Python: KeyError 'shift'

I am new to Python and try to modify a pair trading script that I found here: https://github.com/quantopian/zipline/blob/master/zipline/examples/pairtrade.py

The original script is designed to use only prices. I would like to use returns to fit my models and price for invested quantity but I don't see how do it.

I have tried:

to define a data frame of returns in the main and call it in run
to define a data frame of returns in the main as a global object and use where needed in the 'handle data'
to define a data frame of retuns directly in the handle data

I assume the last option to be the most appropriate but then I have an error with panda 'shift' attribute.

More specifically I try to define 'DataRegression' as follow:

DataRegression = data.copy()
DataRegression[Stock1]=DataRegression[Stock1]/DataRegression[Stock1].shift(1)-1
DataRegression[Stock2]=DataRegression[Stock2]/DataRegression[Stock2].shift(1)-1
DataRegression[Stock3]=DataRegression[Stock3]/DataRegression[Stock3].shift(1)-1
DataRegression = DataRegression.dropna(axis=0)

where 'data' is a data frame which contains prices, stock1, stock2 and stock3 column names defined globally. Those lines in the handle data return the error:

File "A:\Apps\Python\Python.2.7.3.x86\lib\site-packages\zipline-0.5.6-py2.7.egg\zipline\utils\protocol_utils.py", line 85, in __getattr__
return self.__internal[key]
KeyError: 'shift'

Would anyone know why and how to do that correctly?

Many Thanks, Vincent

Solution

This is an interesting idea. The easiest way to do this in zipline is to use the Returns transform which adds a returns field to the event-frame (which is an ndict, not a pandas DataFrame as someone pointed out).

For this you have to add the transform to the initialize method: self.add_transform(Returns, 'returns', window_length=1)

(make sure to add from zipline.transforms import Returns at the beginning).

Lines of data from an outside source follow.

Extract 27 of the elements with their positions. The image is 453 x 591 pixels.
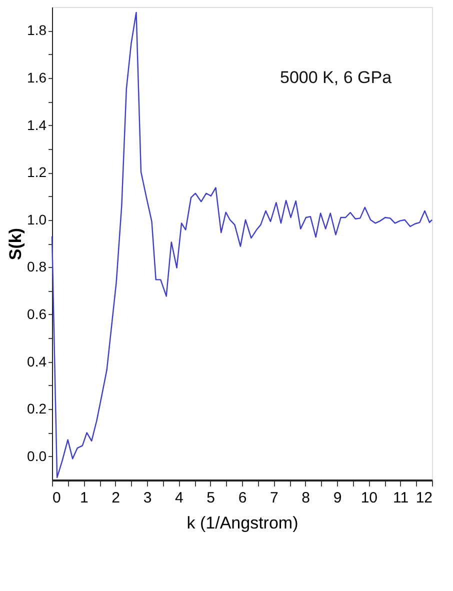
y-tick-label: 0.0 xyxy=(27,448,47,464)
annotation: 5000 K, 6 GPa xyxy=(280,68,392,87)
x-tick-label: 3 xyxy=(143,490,152,506)
x-tick-label: 10 xyxy=(360,490,378,506)
y-tick-label: 0.8 xyxy=(27,258,47,275)
y-tick-label: 0.6 xyxy=(27,306,47,322)
x-tick-label: 12 xyxy=(416,490,432,506)
x-tick-label: 2 xyxy=(112,490,120,506)
x-tick-label: 8 xyxy=(302,490,310,506)
x-tick-label: 6 xyxy=(238,490,247,506)
x-tick-label: 5 xyxy=(206,490,216,506)
x-tick-label: 1 xyxy=(80,490,88,506)
y-tick-label: 1.6 xyxy=(27,69,47,86)
y-axis-title: S(k) xyxy=(6,228,26,260)
x-tick-label: 9 xyxy=(333,490,342,506)
y-tick-label: 1.8 xyxy=(27,22,47,38)
y-tick-label: 0.2 xyxy=(27,400,47,417)
x-tick-label: 7 xyxy=(270,490,278,506)
y-tick-label: 1.4 xyxy=(27,116,47,133)
y-tick-label: 0.4 xyxy=(27,353,47,370)
x-axis-title: k (1/Angstrom) xyxy=(186,514,298,532)
line-series xyxy=(51,12,433,478)
y-tick-label: 1.2 xyxy=(27,164,47,180)
x-tick-label: 11 xyxy=(393,490,409,506)
y-tick-label: 1.0 xyxy=(27,211,47,228)
x-tick-label: 4 xyxy=(174,490,184,506)
x-tick-label: 0 xyxy=(52,490,61,506)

Then, inside the batch_transform you can access returns instead of prices:

@batch_transform
def ols_transform(data, sid1, sid2):
    """Computes regression coefficient (slope and intercept)
    via Ordinary Least Squares between two SIDs.
    """
    p0 = data.returns[sid1]
    p1 = sm.add_constant(data.returns[sid2])
    slope, intercept = sm.OLS(p0, p1).fit().params

    return slope, intercept

Alternatively, you could also create a batch_transform to convert prices to returns like you wanted to do.

@batch_transform
def returns(data):
    return data.price / data.price.shift(1) - 1

And then pass that to the OLS transform. Or do this computation inside of the OLS transform itself.

HTH, Thomas